Reha Erdem ve Mehmet Bahadır Hindistan'daydı

Reha Erdem'in tüm filmleri düzenlenecek bir retrospektif dahilinde 10 – 17 Kasım 2013 tarihleri arasında Hindistan'da gerçekleştirilen Kolkata Film Festivali'nde gösterildi. Festivalde ayrıca, Maryna Er Gorbach ile Mehmet Bahadır Er'in yönettiği Sev Beni filmi de seyirciyle buluştu.

Frankfurt'un en iyisi: Küf

13. Frankfurt Türk Film Festivali'nde, bu yıl ilki yapılan Uzun Metraj Film Yarışması'nın büyük ödülü Ali Aydın'ın yönettiği Küf filmine gitti. Küf ayrıca En İyi Yönetmen ve En İyi Erkek Oyuncu (Ercan Kesal) ödüllerini de aldı.

Portekiz'den belgesel ödülü

19 – 26 Ekim 2013 tarihlerinde, Portekiz'de gerçekleştirilen Uluslararası CineEco Çevre Filmleri Festivali kapsamında düzenlenen yarışmada, Ilısu Barajı projesi nedeniyle yok olma tehdidi ile karşı karşıya olan Hasankeyf ve Amazon'u konu alan Damocracy belgeseli ödül aldı.

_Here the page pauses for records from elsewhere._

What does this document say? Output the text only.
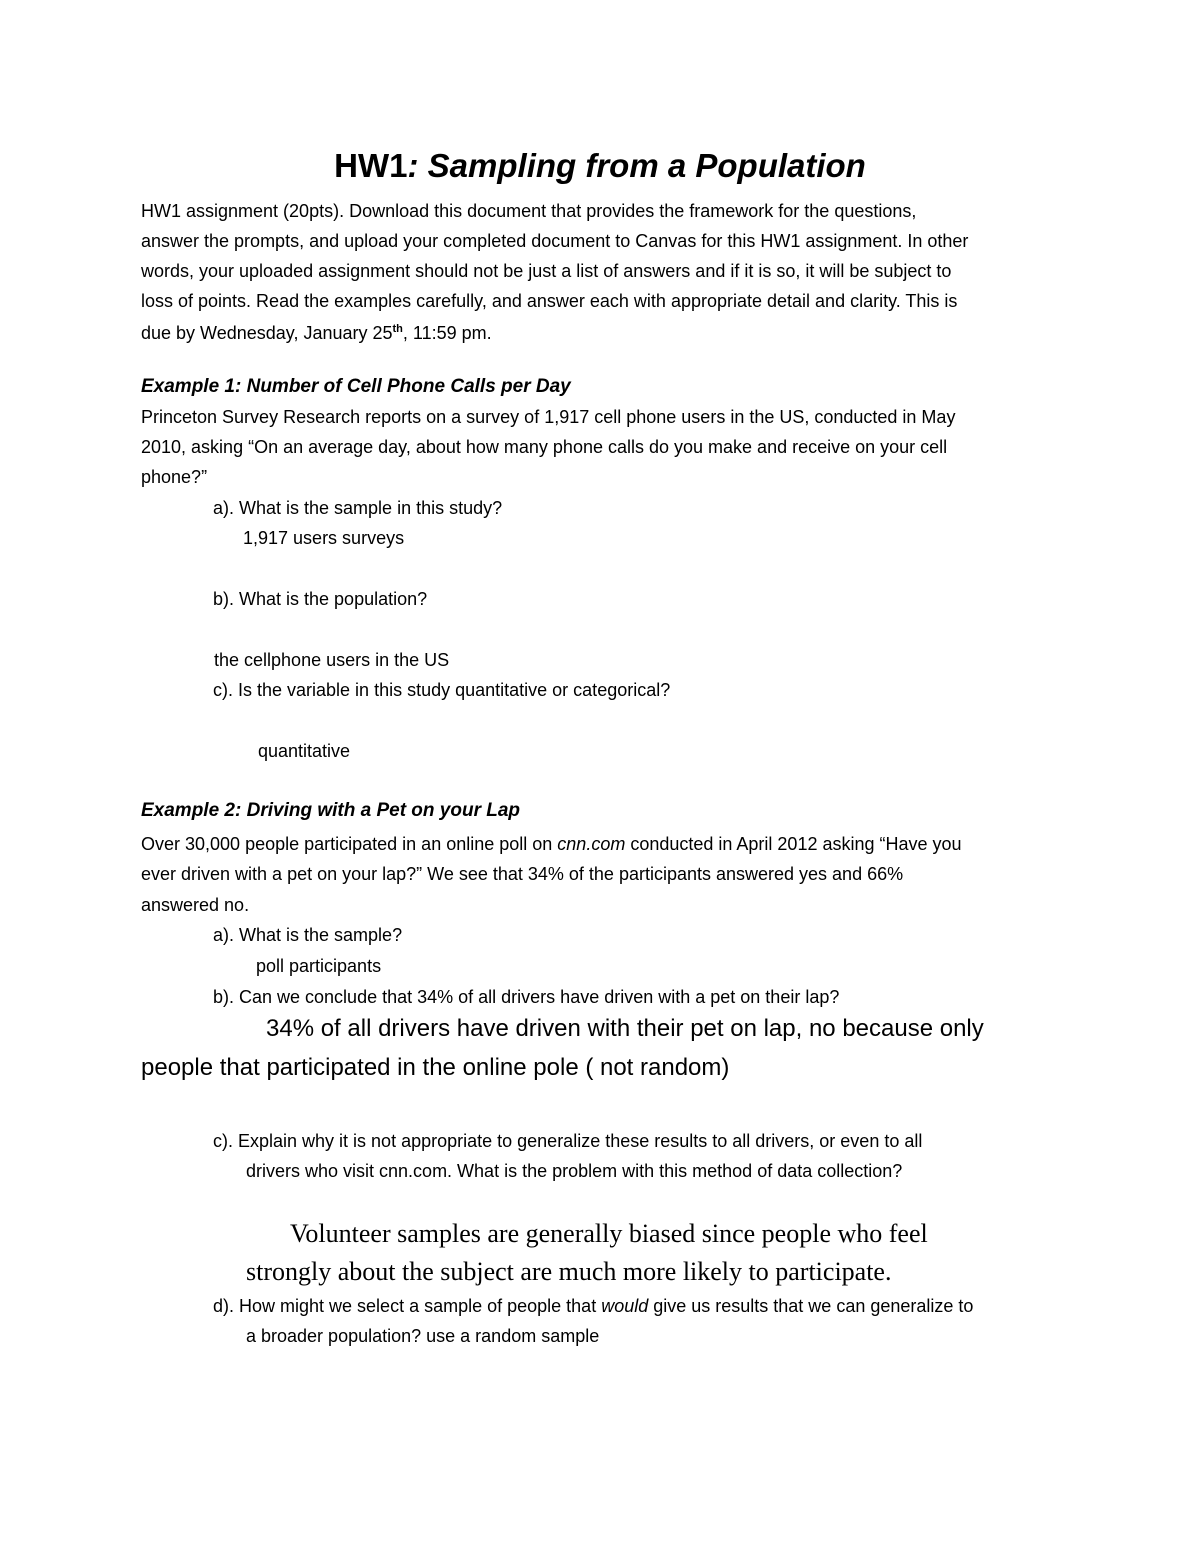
HW1: Sampling from a Population
HW1 assignment (20pts). Download this document that provides the framework for the questions,
answer the prompts, and upload your completed document to Canvas for this HW1 assignment. In other
words, your uploaded assignment should not be just a list of answers and if it is so, it will be subject to
loss of points. Read the examples carefully, and answer each with appropriate detail and clarity. This is
due by Wednesday, January 25th, 11:59 pm.
Example 1: Number of Cell Phone Calls per Day
Princeton Survey Research reports on a survey of 1,917 cell phone users in the US, conducted in May
2010, asking “On an average day, about how many phone calls do you make and receive on your cell
phone?”
a). What is the sample in this study?
1,917 users surveys
b). What is the population?
the cellphone users in the US
c). Is the variable in this study quantitative or categorical?
quantitative
Example 2: Driving with a Pet on your Lap
Over 30,000 people participated in an online poll on cnn.com conducted in April 2012 asking “Have you
ever driven with a pet on your lap?” We see that 34% of the participants answered yes and 66%
answered no.
a). What is the sample?
poll participants
b). Can we conclude that 34% of all drivers have driven with a pet on their lap?
34% of all drivers have driven with their pet on lap, no because only
people that participated in the online pole ( not random)
c). Explain why it is not appropriate to generalize these results to all drivers, or even to all
drivers who visit cnn.com. What is the problem with this method of data collection?
Volunteer samples are generally biased since people who feel
strongly about the subject are much more likely to participate.
d). How might we select a sample of people that would give us results that we can generalize to
a broader population? use a random sample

Dışarıdan ilk ödül Susuz Yaz'a

Sinemamıza yurt dışından ilk ödülü, Metin Erksan, Susuz Yaz filmiyle getirdi. İşte tarihimizde yurt dışı festivallerden ödülle dönen bazı filmler:

SUSUZ YAZ

Türkiye'de sansür engeline takılan, bu nedenle de ilk gösterimi Haziran 1964'te Berlin Film Festivali'nde yapılan 'Susuz Yaz', festivalin büyük ödülü olan Altın Ayı'yı kazandı. Film, Türk sinema tarihinde uluslararası ödül kazanan ilk film unvanına sahip oldu.

SELVİ BOYLUM AL YAZMALIM

Yönetmenliğini Atıf Yılmaz'ın yaptığı Selvi Boylum Al Yazmalım, 1977'de düzenlenen Taşkent Film Şenliği'nde, Türkan Şoray'a En İyi Kadın Oyuncu Ödülü'nü getirdi.

YOL

Yılmaz Güney'in senaryosunu yazdığı, yönetmenliğini Şerif Gören'in üstlendiği Yol, 1982'de Cannes Film Festivali'nde Altın Palmiye ödülünü aldı.

DERMAN

Yönetmenliğini Şerif Gören'in yaptığı, başrollerini Hülya Koçyiğit ve Tarık Akan'ın paylaştığı Derman, Suriye'nin başkenti Şam'da 1983'te düzenlenen 4. Uluslararası Şam Film Festivali'nde En İyi Film seçilerek, Altın Kılıç ödülünü aldı.

BEŞİNCİ BOYUT

İsmail Güneş'in yönettiği Beşinci Boyut isimli film, 1993 yılında, 52. İtalya Uluslararası Salerno Film Festivali'nde En İyi Film Ödülü'ne layık bulundu.

TABUTTA RÖVAŞATA

Senaryo ve yönetmenliğini Derviş Zaim'in yaptığı Tabutta Rövaşata, 1998'de, ABD'de düzenlenen San Francisco Uluslarası Film Festivali'nde En İyi Film Ödülü'nün sahibi oldu.

ÜÇ MAYMUN

Yönetmen Nuri Bilge Ceylan, 2008'de, Üç Maymun filmiyle, 61. Cannes Film En İyi Yönetmen seçilerek Altın Palmiye Ödülü'nü aldı.